The FDA recalled vascular devices made by Maquet Cardiovascular LLC and Millar Instruments Inc.
The federal watchdog agency classified the recalls as Class I, its most serious level of product clawback, indicating a reasonable probability that the use of the recalled product "will cause serious adverse health consequences or death."
The recalled Marquet device is the Heartstring II proximal seal system, model number HS-1045, for which the company sent out an "Urgent Device Removal" letter on May 5, 2010. The FDA posted the Class I recall notice on its website yesterday. The recall affects lot numbers 12895788, 12946718, 25002866, 25004647, 13029141, 25005045 and 25005622, distributed from Sept. 2009 through April 2010, according to the FDA.
The Wayne, N.J.-based company’s Heartstring II is designed to help control the flow of blood in the aorta during coronary artery bypass surgery.
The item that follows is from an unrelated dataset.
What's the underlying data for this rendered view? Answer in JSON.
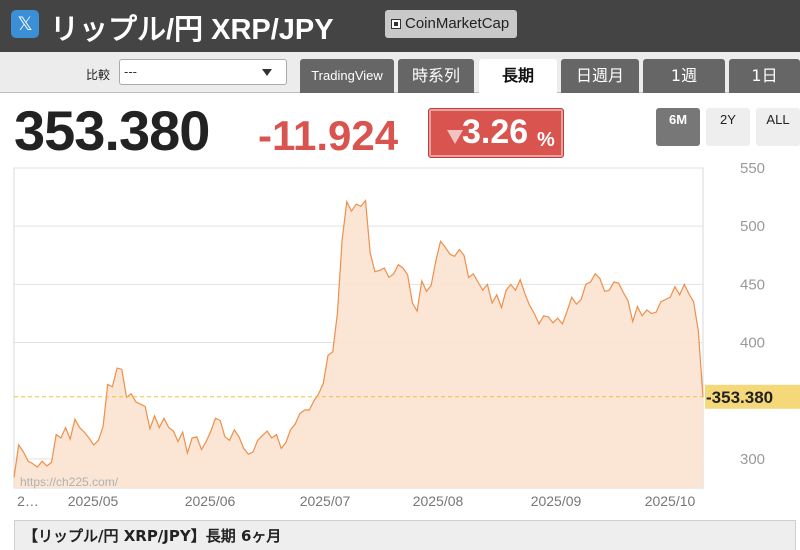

It gives surgeons the ability to create an important connection between blood vessels (proximal anastomosis) without the use of an aortic clamp, according to the FDA. The device was recalled because its deployment tube may detach during use.
Millar pulled its Mikro-Tip angiographic catheter off the shelves and notified its customers of a possible defect in the device earlier this month.
The Houston-based company found that the lumen component of models SPC-454D and SPC-454F of its angiographic catheter contain particulates that could enter the blood stream and cause heart attack, stroke, limb ischemia and death.
A total of 965 catheters were distributed internationally and 115 catheters were distributed to Millar customers in California, Washington, D.C., Massachusetts, Michigan, Minnesota, New York and Pennsylvania.
The FDA also posted the Class I recall notice for the Millar catheter March 31.